A recent study by Caterisano et al. (2002) looked at three different types of squat depths: full, parallel, and partial to determine which of the four chosen hip and thigh muscles (i.e. Vastus Lateralis, Vastus Medialis, Biceps Femoris, and the Gluteus Maximus) are being utilized during the back squat, with the use of an EMG (electromyography) (p. 429). They suggested that, “In conclusion, the results of our study support the theory that increasing the squatting depth (from a partial [ø2.36 rad at the knee joint] to a parallel [ø1.57 rad at the knee joint] to a full squat [ø0.79 rad at the knee joint]) has no significant effect on the relative contribution of the BF to the total electrical activity of the major muscles involved in the lift. The activity of the VL and the VMO also appears to be fairly consistent across the 3 depths tested, with the exception of those variations reported in the VMO. The primary difference appears to be in the EMG activity of the GM among these 3 squatting depth” (p. 431). The data showed that although both the VL and the VMO contributed during the concentric action of the full squat, it was the GM that showed a significantly larger contribution; in relation to the partial and parallel squats that were performed, where the VL and VMO proved to be the major contributors, in contrast to the GM. Furthermore, In looking back at table 1 for the concentric phase of the squat, the percentage of GM utilization was greater during the full squat than in both the partial and parallel squat.
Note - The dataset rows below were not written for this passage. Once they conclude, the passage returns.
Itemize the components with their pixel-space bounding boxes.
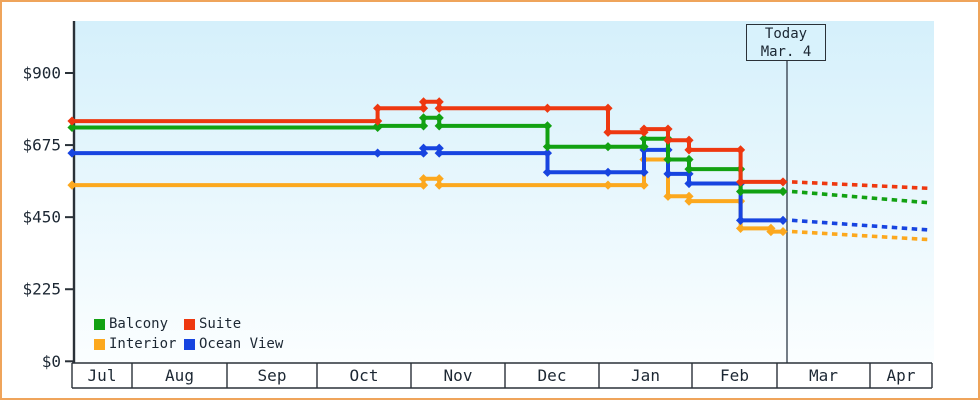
price-point	[778, 177, 788, 187]
price-point	[373, 116, 383, 126]
price-point	[735, 177, 746, 187]
price-point	[663, 124, 673, 134]
price-projection	[791, 189, 930, 205]
price-point	[418, 97, 429, 107]
price-point	[603, 103, 613, 113]
price-point	[434, 103, 444, 113]
price-point	[434, 148, 444, 158]
price-point	[603, 167, 613, 177]
month-label: Jan	[631, 366, 660, 385]
series-suite	[67, 97, 929, 191]
price-point	[542, 142, 553, 152]
price-point	[735, 145, 746, 155]
price-point	[418, 103, 429, 113]
price-point	[663, 191, 673, 201]
price-point	[639, 180, 649, 190]
price-point	[778, 186, 788, 197]
price-point	[434, 180, 444, 190]
price-point	[639, 167, 649, 177]
y-tick-label: $225	[22, 280, 61, 299]
price-point	[684, 135, 694, 145]
month-label: Sep	[258, 366, 287, 385]
price-point	[684, 191, 694, 201]
price-point	[373, 121, 383, 131]
plot-background	[74, 21, 934, 363]
price-point	[542, 167, 553, 177]
price-point	[418, 148, 429, 158]
month-label: Dec	[538, 366, 567, 385]
price-projection	[791, 229, 930, 242]
month-label: Jul	[88, 366, 117, 385]
price-point	[639, 134, 649, 144]
y-tick-label: $0	[42, 352, 61, 371]
price-point	[418, 143, 429, 153]
price-point	[67, 122, 77, 133]
price-point	[434, 97, 444, 107]
price-point	[67, 180, 77, 190]
price-point	[434, 143, 444, 153]
price-point	[603, 127, 613, 137]
series-balcony	[67, 113, 930, 205]
price-point	[766, 226, 776, 237]
price-point	[778, 215, 788, 225]
month-label: Mar	[809, 366, 838, 385]
price-point	[603, 142, 613, 152]
price-point	[684, 154, 694, 165]
month-label: Feb	[720, 366, 749, 385]
price-point	[663, 169, 673, 179]
y-tick-label: $450	[22, 208, 61, 227]
price-point	[663, 154, 673, 165]
price-point	[735, 215, 746, 225]
price-point	[684, 178, 694, 189]
price-point	[373, 103, 383, 113]
price-point	[418, 174, 429, 184]
month-label: Nov	[444, 366, 473, 385]
price-point	[684, 145, 694, 155]
price-point	[418, 180, 429, 190]
price-point	[639, 124, 649, 134]
price-point	[735, 186, 746, 197]
today-box: Today Mar. 4	[746, 24, 826, 61]
price-point	[434, 121, 444, 131]
price-point	[542, 103, 553, 113]
price-point	[684, 164, 694, 174]
price-point	[418, 113, 429, 123]
price-projection	[791, 180, 929, 191]
month-label: Aug	[165, 366, 194, 385]
price-point	[434, 174, 444, 184]
price-point	[542, 121, 553, 131]
price-point	[542, 148, 553, 158]
price-point	[663, 135, 673, 145]
price-point	[67, 148, 77, 158]
price-point	[67, 116, 77, 126]
price-point	[639, 142, 649, 152]
price-point	[418, 121, 429, 131]
price-point	[735, 223, 746, 233]
price-point	[603, 180, 613, 190]
month-label: Oct	[350, 366, 379, 385]
price-point	[684, 196, 694, 206]
y-tick-label: $900	[22, 64, 61, 83]
today-label: Today	[764, 26, 808, 42]
price-point	[434, 113, 444, 123]
price-point	[373, 148, 383, 158]
price-projection	[791, 218, 930, 232]
month-label: Apr	[887, 366, 916, 385]
y-tick-label: $675	[22, 136, 61, 155]
price-point	[684, 169, 694, 179]
price-point	[778, 226, 788, 237]
today-date: Mar. 4	[760, 44, 812, 60]
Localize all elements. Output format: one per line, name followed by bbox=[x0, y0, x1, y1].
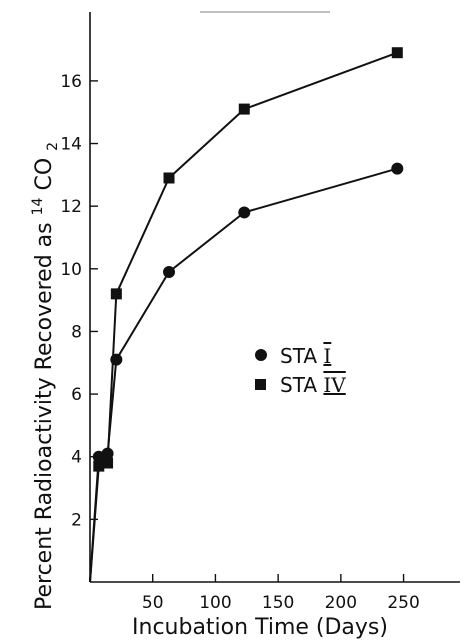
legend-label-sta-i-numeral: I bbox=[323, 344, 331, 368]
y-axis-label-subscript: 2 bbox=[45, 142, 61, 151]
data-point-circle bbox=[238, 206, 251, 219]
data-point-circle bbox=[110, 353, 123, 366]
legend-label-sta-i-prefix: STA bbox=[280, 344, 317, 368]
data-point-square bbox=[238, 103, 250, 115]
y-tick-label: 14 bbox=[60, 135, 82, 155]
y-tick-label: 4 bbox=[71, 448, 82, 468]
series-lines bbox=[89, 51, 398, 583]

I know what you’re all thinking, and some of you might have specific questions such as: “Allan what are you trying to say, am I doing something wrong? Are you saying that everyone needs to be doing full squats? What makes you the expert on squatting?” To answer your questions….“Yes. Yes. And because I said so!” All jokes aside though, my point is to provoke more questions than answers, in hopes that it will lead us to not only think about the exercises we incorporate into our training programs, but to also do our own research based on what the evidence (research) says and what we’ve learned from our own experiences.

Thank you for reading this blog, if you’ve gotten this far….

Reference

Caterisano, A., Moss, R., Pellinger, T., Woodruff, K., Lewis, V., Booth, W., & Khadra, T. (2002). The Effect of Back Squat Depth on the EMG Activity of 4 Superficial Hip and Thigh Muscles. Journal of Strength and Conditioning Research, 16(3), 428-432.